Wes Moyer was the big man on campus when he was a senior on the Alameda High football team in 2007, despite being slightly undersized for a quarterback and middle linebacker.
That final season as a Hornet embodied just how much he meant to the football program. He threw for 808 yards, ran for 670 yards and had 121 tackles on the defensive side of the ball.
Then he got to college. After a late recruiting process brought him to Yale, Moyer was no longer a big fish in a small pond.
"I definitely didn't know what to expect coming from high school," Moyer said. "I went from being one of the best players to being low on the totem pole. It's a big transition to go from being the man, to being the low man."
Moyer discovered as a freshman what it would take to play at the college level.
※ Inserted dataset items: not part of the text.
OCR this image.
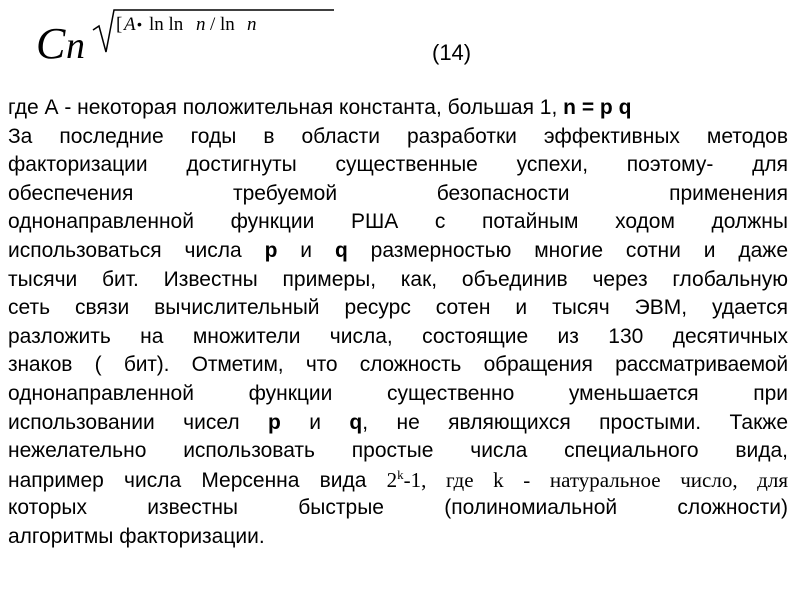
C n
[ A • ln ln n / ln n
(14)
где А - некоторая положительная константа, большая 1, n = p q
За последние годы в области разработки эффективных методов
факторизации достигнуты существенные успехи, поэтому- для
обеспечения требуемой безопасности применения
однонаправленной функции РША с потайным ходом должны
использоваться числа р и q размерностью многие сотни и даже
тысячи бит. Известны примеры, как, объединив через глобальную
сеть связи вычислительный ресурс сотен и тысяч ЭВМ, удается
разложить на множители числа, состоящие из 130 десятичных
знаков ( бит). Отметим, что сложность обращения рассматриваемой
однонаправленной функции существенно уменьшается при
использовании чисел р и q, не являющихся простыми. Также
нежелательно использовать простые числа специального вида,
например числа Мерсенна вида 2$^k$-1, где k - натуральное число, для
которых известны быстрые (полиномиальной сложности)
алгоритмы факторизации.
But bad luck struck at the beginning of his second season when he dislocated his right wrist on the first day of practice.
That meant two seasons would go by without him playing a varsity game.
"Those first two years were weird, weird years," Moyer said. "You go from training for a single purpose, something that defines you, to not being able to play at all."
Moyer eased back to into action during spring football of his second year. He still had a long way to go as he could see his reads were slower than they needed to be. His third year, which was his redshirt sophomore season, saw him receive limited playing time as a backup.
It was following
"Over that summer was definitely the hardest I have ever worked," Moyer said. "It's cool being the starter and having the young guys looking up to because you are one of the leaders."
Moyer comes from a family of football players, and being the youngest of four, he learned a lot from his brothers Kemp, Jarrett and Ramsey. Kemp, now the head varsity coach at Alameda, set the tone for the four of them.
"He was definitely a great older brother," Moyer said. "He was the trailblazer and he set the precedent. He's a standup guy and he's a really good coach. In whatever I do, I should follow his example, and I'll be successful."
Following his brother's example has led him to playing football in the Ivy League, a league with a rich and proud tradition, and on Nov. 19, he'll get to take part, as a starter, in one of the oldest rivalries in sports history when Yale faces Harvard.
"I still haven't thought much about it because it's the last game, but it will be awesome," Moyer said. "It's an experience that's tough to explain, and this year I'm going to get the full experience of it."